Für die Identität Europas und der europäischen Länder sei es von entscheidender Bedeutung, die eigenen Traditionen und Werte wahren und vermitteln zu können. Das Kreuz sei Symbol der wesentlich christlich mitgeprägten europäischen Kultur und ihrer Werte, erklärte die Bischofskonferenz. Es stehe beispielsweise für Frieden, Humanität, Solidarität und Menschenrechte, die auch für die säkulare Demokratie unentbehrlich seien. Das Anbringen eines Kreuzes in einem Klassenzimmer wie auch allgemein religiöse Symbole im öffentlichen Raum sei der unaufdringliche Ausdruck des staatlichen Bekenntnisses zu seiner Identität, seinen Wurzeln und seinen Werten.

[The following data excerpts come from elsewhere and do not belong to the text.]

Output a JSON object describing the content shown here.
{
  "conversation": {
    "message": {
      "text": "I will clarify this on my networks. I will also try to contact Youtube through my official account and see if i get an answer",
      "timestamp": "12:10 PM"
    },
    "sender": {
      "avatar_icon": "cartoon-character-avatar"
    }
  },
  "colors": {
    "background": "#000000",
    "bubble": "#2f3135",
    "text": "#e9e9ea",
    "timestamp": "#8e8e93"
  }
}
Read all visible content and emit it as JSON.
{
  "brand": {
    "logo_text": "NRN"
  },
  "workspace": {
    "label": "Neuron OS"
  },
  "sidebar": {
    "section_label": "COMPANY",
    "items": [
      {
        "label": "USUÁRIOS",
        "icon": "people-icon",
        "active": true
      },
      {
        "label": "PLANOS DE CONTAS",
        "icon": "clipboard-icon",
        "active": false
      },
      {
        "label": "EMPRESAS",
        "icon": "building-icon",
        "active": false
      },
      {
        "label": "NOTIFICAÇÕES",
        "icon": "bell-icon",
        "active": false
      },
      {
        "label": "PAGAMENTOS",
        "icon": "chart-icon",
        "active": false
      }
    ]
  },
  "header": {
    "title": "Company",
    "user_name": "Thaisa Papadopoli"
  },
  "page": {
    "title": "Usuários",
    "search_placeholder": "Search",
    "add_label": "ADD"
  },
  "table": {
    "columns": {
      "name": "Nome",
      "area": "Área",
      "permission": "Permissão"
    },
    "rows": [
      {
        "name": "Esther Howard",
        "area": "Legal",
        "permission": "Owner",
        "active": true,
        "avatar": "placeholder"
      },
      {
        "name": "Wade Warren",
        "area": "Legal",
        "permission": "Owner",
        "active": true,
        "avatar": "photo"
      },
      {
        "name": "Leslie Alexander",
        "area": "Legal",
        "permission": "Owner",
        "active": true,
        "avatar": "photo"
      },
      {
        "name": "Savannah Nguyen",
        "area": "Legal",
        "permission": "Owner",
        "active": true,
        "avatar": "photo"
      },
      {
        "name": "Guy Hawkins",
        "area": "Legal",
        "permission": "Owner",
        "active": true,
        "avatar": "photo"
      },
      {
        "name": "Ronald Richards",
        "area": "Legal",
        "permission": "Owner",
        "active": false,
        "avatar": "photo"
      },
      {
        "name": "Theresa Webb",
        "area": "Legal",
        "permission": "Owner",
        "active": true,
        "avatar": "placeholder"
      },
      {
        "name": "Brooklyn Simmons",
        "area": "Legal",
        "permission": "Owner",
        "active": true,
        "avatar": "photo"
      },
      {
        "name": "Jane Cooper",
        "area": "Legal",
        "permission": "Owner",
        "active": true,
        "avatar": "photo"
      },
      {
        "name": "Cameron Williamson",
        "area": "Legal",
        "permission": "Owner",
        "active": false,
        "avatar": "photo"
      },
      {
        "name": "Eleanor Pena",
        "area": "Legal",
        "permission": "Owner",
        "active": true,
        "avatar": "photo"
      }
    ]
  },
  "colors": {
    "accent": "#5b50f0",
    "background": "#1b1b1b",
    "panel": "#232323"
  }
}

Ähnliche äußerte sich auch die CSU, die stets vehement für den Verbleib von Kruzifixen in den Schulen gekämpft hat. "Das ist eine sehr gute Entscheidung für Europa und für unsere christlichen Wurzeln", erklärte CSU-Generalsekretär Alexander Dobrindt. "Europa darf sich nicht gegen seine christlichen Wurzeln und Fundamente wenden, wenn es eine Zukunft haben will." Bei allem Respekt für die Glaubens- und Gewissensfreiheit dürfe das "Wertekorsett", das unsere Gesellschaft zusammenhalte, nicht der Gleichgültigkeit geopfert werden, ergänzte Bayerns Justizministerin Beate Merk (CSU).